Bringing smarter search to the enterprise
The really exciting thing for businesses? We can now start to replicate the Google-like search experience within organizations – reinventing what can be achieved by people when they’re augmented with smart machines.
The cloud search offerings from Google, Amazon, and Microsoft have all recently announced enhanced enterprise search solutions that integrate with knowledge graphs. Other traditional on-premise search solutions are also waking up to the benefits of integrating with a knowledge graph.
We can take advantage of the extraordinary collision we’ve been seeing in seemingly disparate technology innovations to revolutionize how our people search for facts and get the answers they want.
I’ve been in the search industry for 30 years, working on hundreds of enterprise search projects for organizations worldwide. And there’s never been so many opportunities to completely redefine what search can do. Harnessing the latest technologies, we can create new value from fragmented data points. It’s now possible to obtain unique insights into how multiple data pieces fit together.

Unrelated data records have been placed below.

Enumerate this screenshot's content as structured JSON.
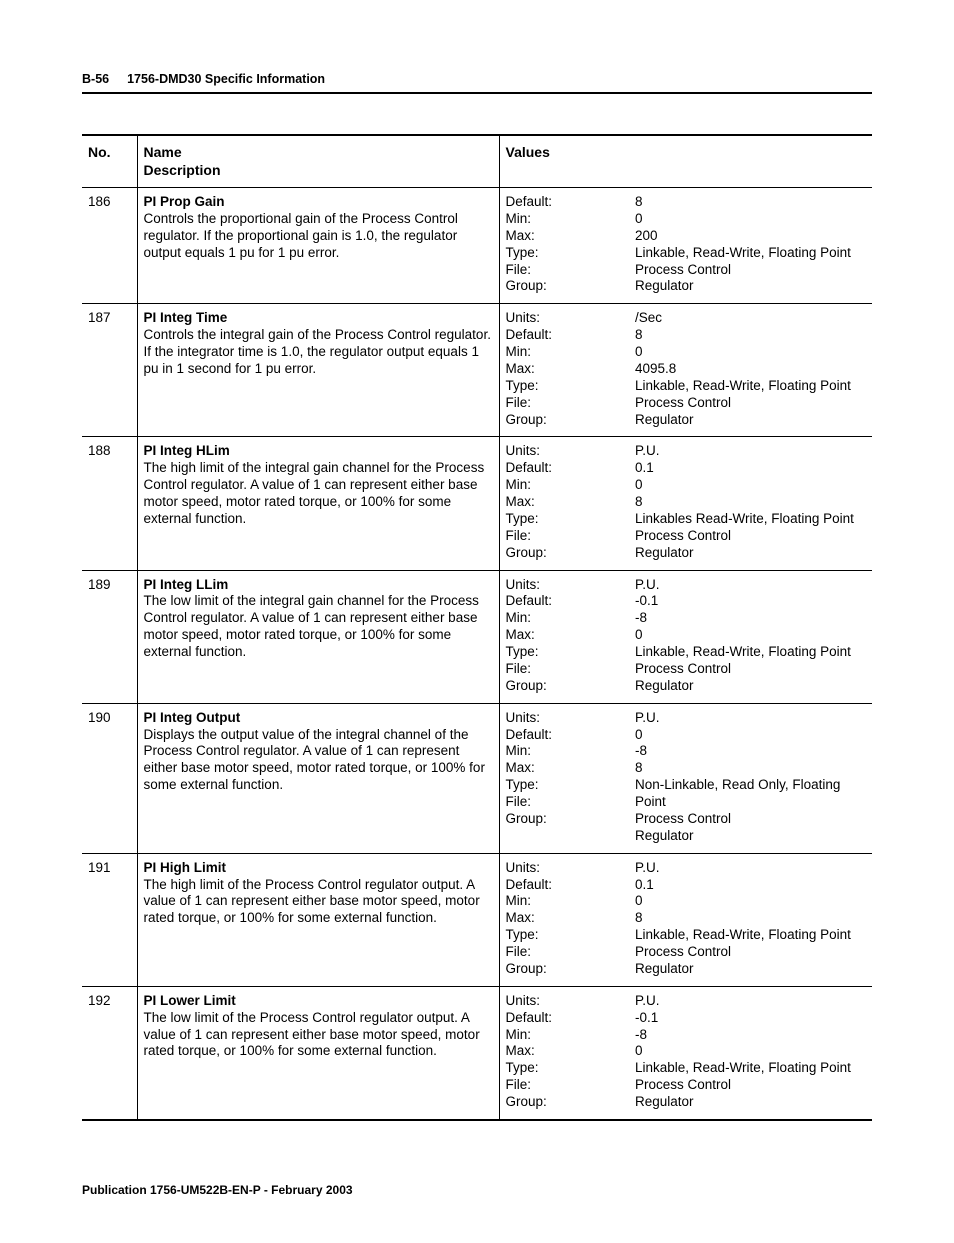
{
  "header": {
    "page_ref": "B-56",
    "section_title": "1756-DMD30 Specific Information"
  },
  "table": {
    "columns": {
      "no": "No.",
      "name": "Name",
      "name_sub": "Description",
      "values": "Values"
    },
    "rows": [
      {
        "no": "186",
        "name": "PI Prop Gain",
        "desc": "Controls the proportional gain of the Process Control regulator. If the proportional gain is 1.0, the regulator output equals 1 pu for 1 pu error.",
        "kv": [
          [
            "Default:",
            "8"
          ],
          [
            "Min:",
            "0"
          ],
          [
            "Max:",
            "200"
          ],
          [
            "Type:",
            "Linkable, Read-Write,  Floating Point"
          ],
          [
            "File:",
            "Process Control"
          ],
          [
            "Group:",
            "Regulator"
          ]
        ]
      },
      {
        "no": "187",
        "name": "PI Integ Time",
        "desc": "Controls the integral gain of the Process Control regulator.  If the integrator time is 1.0, the regulator output equals 1 pu in 1 second for 1 pu error.",
        "kv": [
          [
            "Units:",
            "/Sec"
          ],
          [
            "Default:",
            "8"
          ],
          [
            "Min:",
            "0"
          ],
          [
            "Max:",
            "4095.8"
          ],
          [
            "Type:",
            "Linkable, Read-Write,  Floating Point"
          ],
          [
            "File:",
            "Process Control"
          ],
          [
            "Group:",
            "Regulator"
          ]
        ]
      },
      {
        "no": "188",
        "name": "PI Integ HLim",
        "desc": "The high limit of the integral gain channel for the Process Control regulator.  A value of 1 can represent either base motor speed, motor rated torque, or 100% for some external function.",
        "kv": [
          [
            "Units:",
            "P.U."
          ],
          [
            "Default:",
            "0.1"
          ],
          [
            "Min:",
            "0"
          ],
          [
            "Max:",
            "8"
          ],
          [
            "Type:",
            "Linkables Read-Write,  Floating Point"
          ],
          [
            "File:",
            "Process Control"
          ],
          [
            "Group:",
            "Regulator"
          ]
        ]
      },
      {
        "no": "189",
        "name": "PI Integ LLim",
        "desc": "The low limit of the integral gain channel for the Process Control regulator.  A value of 1 can represent either base motor speed, motor rated torque, or 100% for some external function.",
        "kv": [
          [
            "Units:",
            "P.U."
          ],
          [
            "Default:",
            "-0.1"
          ],
          [
            "Min:",
            "-8"
          ],
          [
            "Max:",
            "0"
          ],
          [
            "Type:",
            "Linkable, Read-Write,  Floating Point"
          ],
          [
            "File:",
            "Process Control"
          ],
          [
            "Group:",
            "Regulator"
          ]
        ]
      },
      {
        "no": "190",
        "name": "PI Integ Output",
        "desc": "Displays the output value of the integral channel of the Process Control regulator.  A value of 1 can represent either base motor speed, motor rated torque, or 100% for some external function.",
        "kv": [
          [
            "Units:",
            "P.U."
          ],
          [
            "Default:",
            "0"
          ],
          [
            "Min:",
            "-8"
          ],
          [
            "Max:",
            "8"
          ],
          [
            "Type:",
            "Non-Linkable, Read Only, Floating Point"
          ],
          [
            "File:",
            "Process Control"
          ],
          [
            "Group:",
            "Regulator"
          ]
        ]
      },
      {
        "no": "191",
        "name": "PI High Limit",
        "desc": "The high limit of the Process Control regulator output. A value of 1 can represent either base motor speed, motor rated torque, or 100% for some external function.",
        "kv": [
          [
            "Units:",
            "P.U."
          ],
          [
            "Default:",
            "0.1"
          ],
          [
            "Min:",
            "0"
          ],
          [
            "Max:",
            "8"
          ],
          [
            "Type:",
            "Linkable, Read-Write,  Floating Point"
          ],
          [
            "File:",
            "Process Control"
          ],
          [
            "Group:",
            "Regulator"
          ]
        ]
      },
      {
        "no": "192",
        "name": "PI Lower Limit",
        "desc": "The low limit of the Process Control regulator output.  A value of 1 can represent either base motor speed, motor rated torque, or 100% for some external function.",
        "kv": [
          [
            "Units:",
            "P.U."
          ],
          [
            "Default:",
            "-0.1"
          ],
          [
            "Min:",
            "-8"
          ],
          [
            "Max:",
            "0"
          ],
          [
            "Type:",
            "Linkable, Read-Write,  Floating Point"
          ],
          [
            "File:",
            "Process Control"
          ],
          [
            "Group:",
            "Regulator"
          ]
        ]
      }
    ]
  },
  "footer": {
    "publication": "Publication 1756-UM522B-EN-P - February 2003"
  },
  "style": {
    "text_color": "#000000",
    "background_color": "#ffffff",
    "rule_thick": "2px",
    "rule_thin": "1px",
    "body_fontsize": 13.5,
    "header_fontsize": 12.5,
    "th_fontsize": 14
  }
}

And because AI technologies like NLP and knowledge graphs are maturing so swiftly, enterprises stand to benefit from these technologies’ ever-evolving problem-solving capabilities. Soon, we’ll be able to answer incredibly complex questions more accurately, and faster, than ever. Whether that’s identifying new medical treatments, spotting unseen market shifts or unearthing fraud, the benefits for organizations in every industry will be immense.